8. when notifying the View(s) about changes in the Model(s), there's a tradeoff between fine-grained notifications ("frob.bar.baz.foo just changed") and high-level notifications ("something about frob just changed"). Finding the sweet spot between these two can be a challenge across the life of a long-lived piece of software.

9. lifetime management will never be trivial. Accept it, and move on to thinking about how it is going to work even if it is not trivial.

10. try to refer to as many things as possible indirectly. if something has a color, don't make it's state refer to the color, but the name or ID of the color. do not over-use this pattern when performance matters, but also do not over-estimate your ability to understand when performance matters.

4 comments

> "backends" (not "web backends", but the more general "where the mechanisms are") should know nothing about "frontends" (again, not web, but the more general "user interface of some kind"). This is really just MVC in its most basic sense. One good way I've found to think about this is to assume that there's always at least two UIs running simultaneously. Make sure this can work.

This is one I constantly struggle convincing my colleagues about. It becomes much more "obvious" if you are trying to write unit tests in C++ code[1], but unit tests are a mere side benefit. It's more about reducing coupling.

Currently working on a code base that outputs to an Excel file. We recently started dealing with more data than the Excel file can handle easily, and the system came to a crawl. So we had to allow for the option to output to CSV (easily 100x faster in our use cases). At least now some of my colleagues have a bit of appreciation on what I've been harping on.

The Excel library is still intrinsically tied to much of our code. We've been getting over 15GB RAM usage for data that I'm sure would not take more than 2GB if we manage to bypass the Excel library.

[1] Why does my class that computes X need to know that something called email exists? So to write a test for this class I need to instantiate a whole other set of classes just for output? Just have it "ReportMessage" on the Reporter interface and let whatever class that inherits from it figure decide if the message will go out via email or SMS.

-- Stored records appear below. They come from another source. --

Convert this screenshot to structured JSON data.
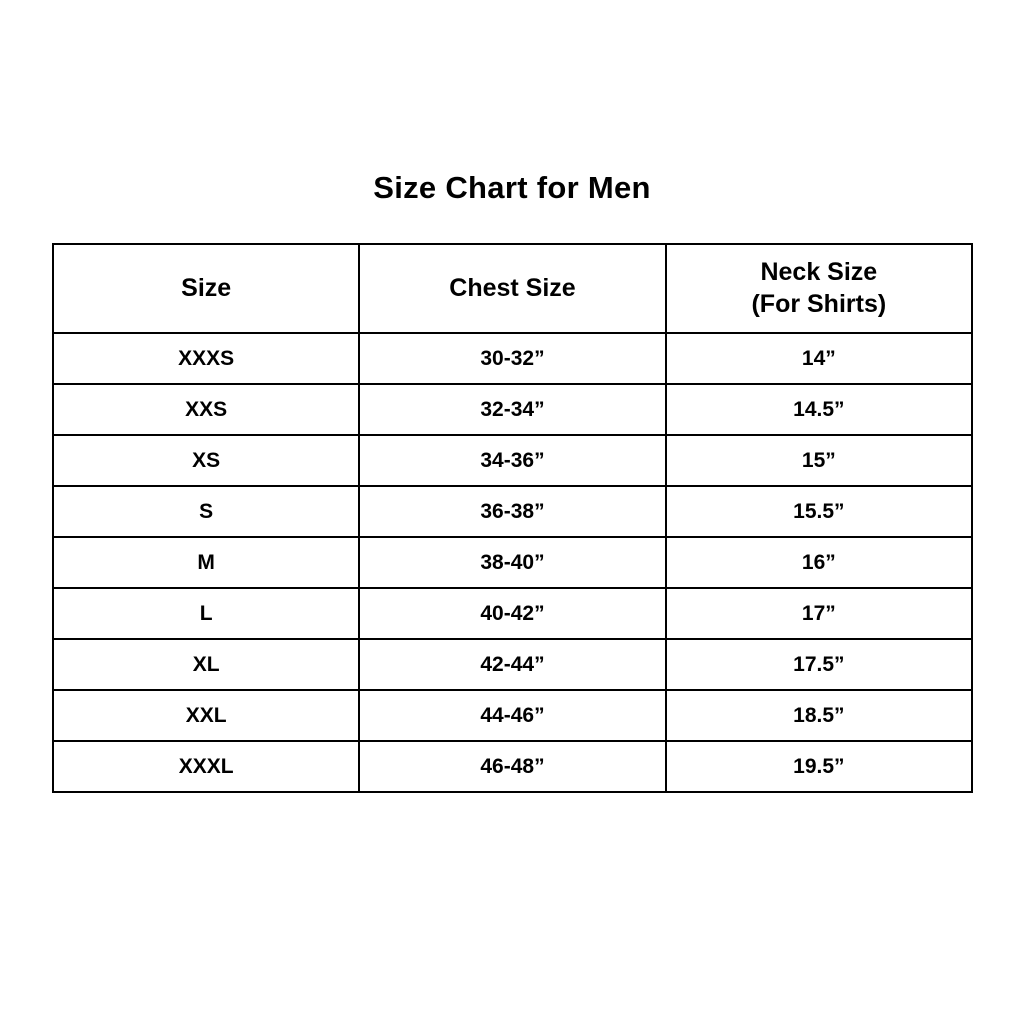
{
  "title": "Size Chart for Men",
  "table": {
    "header": {
      "size": "Size",
      "chest": "Chest Size",
      "neck_line1": "Neck Size",
      "neck_line2": "(For Shirts)"
    },
    "rows": [
      {
        "size": "XXXS",
        "chest": "30-32”",
        "neck": "14”"
      },
      {
        "size": "XXS",
        "chest": "32-34”",
        "neck": "14.5”"
      },
      {
        "size": "XS",
        "chest": "34-36”",
        "neck": "15”"
      },
      {
        "size": "S",
        "chest": "36-38”",
        "neck": "15.5”"
      },
      {
        "size": "M",
        "chest": "38-40”",
        "neck": "16”"
      },
      {
        "size": "L",
        "chest": "40-42”",
        "neck": "17”"
      },
      {
        "size": "XL",
        "chest": "42-44”",
        "neck": "17.5”"
      },
      {
        "size": "XXL",
        "chest": "44-46”",
        "neck": "18.5”"
      },
      {
        "size": "XXXL",
        "chest": "46-48”",
        "neck": "19.5”"
      }
    ]
  },
  "colors": {
    "background": "#ffffff",
    "border": "#000000",
    "text": "#000000"
  },
  "chart_data": {
    "type": "table",
    "title": "Size Chart for Men",
    "columns": [
      "Size",
      "Chest Size",
      "Neck Size (For Shirts)"
    ],
    "rows": [
      [
        "XXXS",
        "30-32”",
        "14”"
      ],
      [
        "XXS",
        "32-34”",
        "14.5”"
      ],
      [
        "XS",
        "34-36”",
        "15”"
      ],
      [
        "S",
        "36-38”",
        "15.5”"
      ],
      [
        "M",
        "38-40”",
        "16”"
      ],
      [
        "L",
        "40-42”",
        "17”"
      ],
      [
        "XL",
        "42-44”",
        "17.5”"
      ],
      [
        "XXL",
        "44-46”",
        "18.5”"
      ],
      [
        "XXXL",
        "46-48”",
        "19.5”"
      ]
    ]
  }
}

40+ years of programming experience here. The next step is to realise that MVC is just an example of events driven programming. An application is a state that “instantly” changes to the next state when an event happens. Multiple separate states (logging/UI/DB/remote/…) coordinate by reacting to events. The business logic is generating “this is now true” events. That’s it. There is nothing else to it.
That might be true for something where the phrase "business logic" is applicable.

But in my niche (realtime audio software), there is underlying data in the system that changes over time independently of events. So there is "something else to it".

I use the term “Business Logic” when I talk about the code that decides what is now true when an event has happened. I real-time audio software it would be the logic that decides which sample to play next and what the (say) audio volume should be now. The non-logic code is the code that read events from the environment (user input) and changes the environment (the audio hardware).
Not meant to be pedantic, just playing devil's advocate, but isn't the real time audio bitstream just a continuous source of events that gets blended with the rest of the application state like active filters and what not?
Individual samples do not in any significant sense constitute events. The only thing that really pays them any attention is metering, and the result of that process is only displayed to the user periodically (i.e. something roughly equivalent to the screen refresh rate).

Even higher level objects, such as what are various called "clips" or "regions" or "events" frequently pay no role in any type of event notification system. In some designs, the boundaries of such objects may play a somewhat event-like fole.

A lot of wisdom to unpack here. Thank you for sharing!
number three comes from Javascript specifically?
Not at all. I've likely written no more than 100 lines of JS in my entire life. This is an observation based on C++ development, exclusively, but I believe likely relevant to any language that can implement something semantically equivalent to a closure.